2025 Walmart Master Automation Agreement
In the second quarter of fiscal year 2025, Symbotic LLC entered into a Master Automation Agreement (“2025 Walmart MAA”), which sets forth the terms and conditions governing the development, manufacture, and installation of accelerated pickup and delivery systems (“APDs”) by Symbotic LLC for Walmart. The 2025 Walmart MAA provides for a commitment, contingent upon the satisfaction of defined system performance metrics of the APDs, from Walmart to purchase 400 APDs. The Company determined that the contingent promise to acquire additional goods and services in the future conveys a material right to Walmart.

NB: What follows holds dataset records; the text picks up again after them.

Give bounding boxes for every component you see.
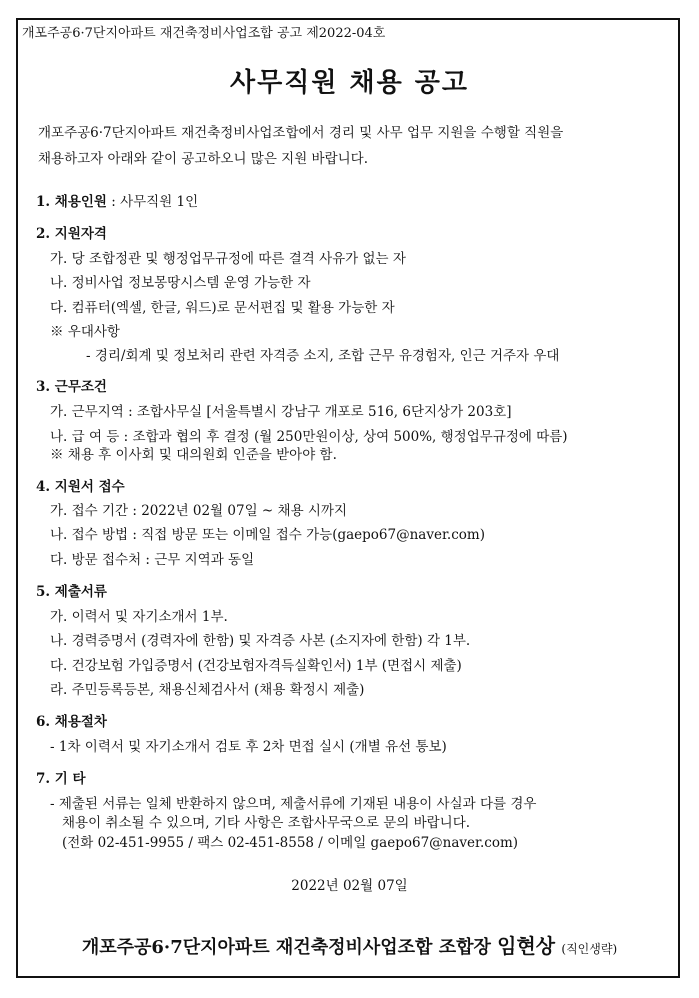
procedure-item: - 1차 이력서 및 자기소개서 검토 후 2차 면접 실시 (개별 유선 통보) xyxy=(50,739,447,755)
qualification-item: 가. 당 조합정관 및 행정업무규정에 따른 결격 사유가 없는 자 xyxy=(50,251,406,267)
section-heading-other: 7. 기 타 xyxy=(36,771,86,787)
section-value: : 사무직원 1인 xyxy=(106,194,199,210)
qualification-item: 다. 컴퓨터(엑셀, 한글, 워드)로 문서편집 및 활용 가능한 자 xyxy=(50,300,395,316)
working-condition-item: 가. 근무지역 : 조합사무실 [서울특별시 강남구 개포로 516, 6단지상가 203호] xyxy=(50,404,512,420)
section-heading-procedure: 6. 채용절차 xyxy=(36,714,107,730)
other-item: - 제출된 서류는 일체 반환하지 않으며, 제출서류에 기재된 내용이 사실과 다를 경우 xyxy=(50,796,537,812)
document-item: 라. 주민등록등본, 채용신체검사서 (채용 확정시 제출) xyxy=(50,682,365,698)
notice-number: 개포주공6·7단지아파트 재건축정비사업조합 공고 제2022-04호 xyxy=(22,26,386,41)
section-heading: 1. 채용인원 xyxy=(36,194,107,210)
notice-date: 2022년 02월 07일 xyxy=(291,878,408,894)
representative-name: 임현상 xyxy=(497,934,556,958)
application-item: 가. 접수 기간 : 2022년 02월 07일 ~ 채용 시까지 xyxy=(50,503,348,519)
preference-label: ※ 우대사항 xyxy=(50,324,120,340)
seal-note: (직인생략) xyxy=(561,942,618,956)
preference-item: - 경리/회계 및 정보처리 관련 자격증 소지, 조합 근무 유경험자, 인근 거주자 우대 xyxy=(86,348,560,364)
contact-info: (전화 02-451-9955 / 팩스 02-451-8558 / 이메일 gaepo67@naver.com) xyxy=(62,835,519,851)
section-heading-working-conditions: 3. 근무조건 xyxy=(36,379,107,395)
other-item: 채용이 취소될 수 있으며, 기타 사항은 조합사무국으로 문의 바랍니다. xyxy=(62,815,471,831)
page-title: 사무직원 채용 공고 xyxy=(229,68,470,98)
document-item: 가. 이력서 및 자기소개서 1부. xyxy=(50,609,228,625)
intro-line: 채용하고자 아래와 같이 공고하오니 많은 지원 바랍니다. xyxy=(38,151,368,167)
document-item: 다. 건강보험 가입증명서 (건강보험자격득실확인서) 1부 (면접시 제출) xyxy=(50,658,462,674)
document-item: 나. 경력증명서 (경력자에 한함) 및 자격증 사본 (소지자에 한함) 각 1부. xyxy=(50,633,471,649)
signature-line xyxy=(0,930,699,959)
application-item: 다. 방문 접수처 : 근무 지역과 동일 xyxy=(50,552,255,568)
intro-paragraph xyxy=(38,120,668,172)
organization-name: 개포주공6·7단지아파트 재건축정비사업조합 조합장 xyxy=(81,937,491,958)
section-heading-qualifications: 2. 지원자격 xyxy=(36,226,107,242)
section-heading-application: 4. 지원서 접수 xyxy=(36,479,125,495)
application-item: 나. 접수 방법 : 직접 방문 또는 이메일 접수 가능(gaepo67@naver.com) xyxy=(50,527,485,543)
working-condition-note: ※ 채용 후 이사회 및 대의원회 인준을 받아야 함. xyxy=(50,447,337,463)
section-heading-documents: 5. 제출서류 xyxy=(36,584,107,600)
intro-line: 개포주공6·7단지아파트 재건축정비사업조합에서 경리 및 사무 업무 지원을 수행할 직원을 xyxy=(38,125,564,141)
section-recruitment-count xyxy=(36,190,198,210)
working-condition-item: 나. 급 여 등 : 조합과 협의 후 결정 (월 250만원이상, 상여 500%, 행정업무규정에 따름) xyxy=(50,429,568,445)
qualification-item: 나. 정비사업 정보몽땅시스템 운영 가능한 자 xyxy=(50,275,311,291)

Estimating the standalone selling price of the performance obligations under the 2025 Walmart MAA and estimating the goods and services expected to be provided and their corresponding expected transaction price if Walmart exercises the material right conveyed by the 2025 Walmart MAA involved significant judgment.
Remaining Performance Obligations
Remaining performance obligations represent the aggregate amount of the transaction price allocated to performance obligations not delivered, or partially undelivered, at the end of the reporting period. Remaining performance obligations include deferred revenue plus unbilled amounts not yet recorded in deferred revenue. Remaining performance obligation estimates are subject to change and are affected by several factors, including terminations, changes in scope of contracts, periodic revalidation, adjustments for revenue that have not materialized, adjustments for inflation, and adjustments for currency. The definition of remaining performance obligations excludes those contracts that provide the customer with the right to cancel or terminate the contract without incurring a substantial penalty. For contracts with a duration of greater than one year, the transaction price allocated to performance obligations that are unsatisfied as of September 27, 2025 was $22.5 billion, which is primarily comprised of undelivered or partially undelivered Systems under contract, and which a substantial majority relates to undelivered or partially undelivered Systems in connection with the Master Automation Agreement (“MAA”) with Walmart Inc. (“Walmart”) to implement Systems in all of Walmart’s 42 regional distribution centers, and in connection with the Commercial Agreement with GreenBox Systems LLC (“GreenBox”) under which Symbotic will implement its System into GreenBox distribution center locations. As the Company accounts for GreenBox as an equity method investment, the remaining performance obligation includes the Company’s proportionate share of unconsolidated variable interest entity contracts. In addition, the contingent promise to purchase 400 APDs under the 2025 Walmart MAA could increase the Company’s future remaining performance obligation by more than $5.0 billion. The Company expects to recognize approximately 12% of its remaining performance obligations as revenue in the next 12 months, approximately 62% of its remaining performance obligations as revenue within the following 13 to 60 months, and the remaining thereafter, which is dependent on the timing of System installation timelines. The Company does not disclose the value of remaining performance obligations for contracts with an original expected duration of one year or less or for performance obligations where revenue is recognized under the right to invoice practical expedient.